Les premiers chrétiens avaient recours abondamment aux mosaïques, pourtant, la tradition ne s’est pas répandue en général. Contrairement aux oeuvres d’art moderne, qui sont appliquées aux murs, les mosaïques sont appliquées également aux plafonds et aux parquets. Le sanctuaire national est de style byzantin tant par son architecture que par son décor. L’art mosaïque y est partout présent, mais tout en jetant un coup d’oeil à la tradition, il revêt toutefois des caractéristiques typiquement états-uniennes.
Le Dôme de l’Incarnation des Chevaliers de Colomb, conçu, fabriqué et installé en 18 mois, représente l’Incarnation – ou la manifestation – de Jésus, par le recours à quatre tableaux tirés du Nouveau Testament: l’Annonciation, la Nativité, les Noces de Cana et la Transfiguration. Les pendentifs, ou coins, représentent les prophètes de l’Ancien Testament qui avaient annoncé la manifestation du Messie.
La supervision artistique de l’oeuvre a été confiée à Rambusch Studios, de New York, maison qui a conçu, élaboré et coordonné sa réalisation.
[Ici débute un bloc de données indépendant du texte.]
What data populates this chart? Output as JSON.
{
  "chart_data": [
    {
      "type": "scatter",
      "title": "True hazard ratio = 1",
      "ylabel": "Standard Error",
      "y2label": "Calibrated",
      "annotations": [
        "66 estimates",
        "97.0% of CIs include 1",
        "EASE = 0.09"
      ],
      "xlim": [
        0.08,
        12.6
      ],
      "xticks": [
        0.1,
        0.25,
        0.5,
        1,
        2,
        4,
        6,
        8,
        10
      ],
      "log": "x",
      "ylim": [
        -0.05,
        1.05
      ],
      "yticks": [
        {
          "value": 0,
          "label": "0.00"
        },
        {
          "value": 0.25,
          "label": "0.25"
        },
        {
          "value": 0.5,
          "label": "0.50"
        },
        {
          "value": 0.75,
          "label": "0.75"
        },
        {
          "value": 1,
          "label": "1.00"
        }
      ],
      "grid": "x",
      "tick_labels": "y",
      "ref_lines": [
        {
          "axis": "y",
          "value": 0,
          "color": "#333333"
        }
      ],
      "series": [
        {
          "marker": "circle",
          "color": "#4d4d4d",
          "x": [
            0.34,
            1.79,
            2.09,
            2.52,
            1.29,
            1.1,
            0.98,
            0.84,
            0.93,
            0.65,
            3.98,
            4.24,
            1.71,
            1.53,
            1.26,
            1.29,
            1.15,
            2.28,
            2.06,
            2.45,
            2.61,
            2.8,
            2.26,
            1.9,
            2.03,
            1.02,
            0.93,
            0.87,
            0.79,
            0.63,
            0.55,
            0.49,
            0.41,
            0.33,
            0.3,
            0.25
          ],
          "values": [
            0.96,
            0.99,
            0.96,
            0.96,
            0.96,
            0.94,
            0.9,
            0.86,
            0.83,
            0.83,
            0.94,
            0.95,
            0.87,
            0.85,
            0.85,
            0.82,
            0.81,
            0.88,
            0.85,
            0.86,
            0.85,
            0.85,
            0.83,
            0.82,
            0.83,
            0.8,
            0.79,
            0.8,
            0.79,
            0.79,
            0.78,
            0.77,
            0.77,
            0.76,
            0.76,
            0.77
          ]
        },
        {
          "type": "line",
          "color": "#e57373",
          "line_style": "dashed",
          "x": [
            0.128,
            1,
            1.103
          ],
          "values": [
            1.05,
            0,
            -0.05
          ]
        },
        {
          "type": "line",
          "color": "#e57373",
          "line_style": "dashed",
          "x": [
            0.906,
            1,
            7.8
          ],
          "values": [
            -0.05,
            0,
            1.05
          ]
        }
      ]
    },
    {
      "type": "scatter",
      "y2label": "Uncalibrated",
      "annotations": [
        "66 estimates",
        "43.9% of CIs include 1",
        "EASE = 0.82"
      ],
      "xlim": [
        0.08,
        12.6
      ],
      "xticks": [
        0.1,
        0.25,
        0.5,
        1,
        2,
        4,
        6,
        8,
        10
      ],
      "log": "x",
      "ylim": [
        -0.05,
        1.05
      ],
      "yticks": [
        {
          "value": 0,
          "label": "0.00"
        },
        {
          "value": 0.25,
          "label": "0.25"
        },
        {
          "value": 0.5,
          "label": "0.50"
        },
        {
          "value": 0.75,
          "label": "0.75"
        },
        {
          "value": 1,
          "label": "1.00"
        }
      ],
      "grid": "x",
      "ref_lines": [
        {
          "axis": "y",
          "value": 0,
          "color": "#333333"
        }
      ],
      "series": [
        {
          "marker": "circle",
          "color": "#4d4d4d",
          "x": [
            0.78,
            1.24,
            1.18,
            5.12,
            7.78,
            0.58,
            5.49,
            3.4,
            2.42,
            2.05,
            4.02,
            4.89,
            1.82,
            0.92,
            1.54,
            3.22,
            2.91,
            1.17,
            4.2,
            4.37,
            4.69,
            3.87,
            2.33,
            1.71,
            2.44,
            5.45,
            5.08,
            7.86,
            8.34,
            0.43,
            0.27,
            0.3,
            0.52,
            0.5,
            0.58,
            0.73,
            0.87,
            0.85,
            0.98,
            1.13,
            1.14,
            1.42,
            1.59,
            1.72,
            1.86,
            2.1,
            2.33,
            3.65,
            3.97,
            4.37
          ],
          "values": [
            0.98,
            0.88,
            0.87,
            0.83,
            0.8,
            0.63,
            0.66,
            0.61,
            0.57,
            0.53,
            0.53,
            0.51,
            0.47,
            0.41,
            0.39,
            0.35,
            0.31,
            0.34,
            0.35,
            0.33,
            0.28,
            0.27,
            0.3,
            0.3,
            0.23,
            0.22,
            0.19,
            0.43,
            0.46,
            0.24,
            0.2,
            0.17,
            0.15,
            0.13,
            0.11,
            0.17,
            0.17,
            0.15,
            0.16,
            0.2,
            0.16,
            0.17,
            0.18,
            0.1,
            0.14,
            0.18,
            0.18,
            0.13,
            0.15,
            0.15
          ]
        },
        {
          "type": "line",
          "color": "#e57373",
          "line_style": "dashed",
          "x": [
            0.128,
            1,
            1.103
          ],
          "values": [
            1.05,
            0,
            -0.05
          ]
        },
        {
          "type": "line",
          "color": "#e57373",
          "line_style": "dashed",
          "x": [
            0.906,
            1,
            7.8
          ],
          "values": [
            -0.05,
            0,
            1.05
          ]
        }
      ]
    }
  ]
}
L’artiste principal en est Leandro Velasco. Plus de 2,4 millions de tuiles (tessères), de plus de mille couleurs ont été assemblées par Travisanutto Moasics SRL, de Spilimgergo, en Italie. Tel un immense casse-tête, des milliers de sections de mosaïques complétées ont été installées par une équipe de six artisans, menée par Stephen Miotto et Matteo Randi, sous la direction de l’entrepreneur général, Rugo Stone LLC, de la Virginie.
L’exposition, déjà ouverte, comprend photos, éléments de design, tuiles de mosaïque, outils d’artisans et une maquette-échelle, en mosaïque, de la tête du Christ telle qu’elle est représentée dans le dôme.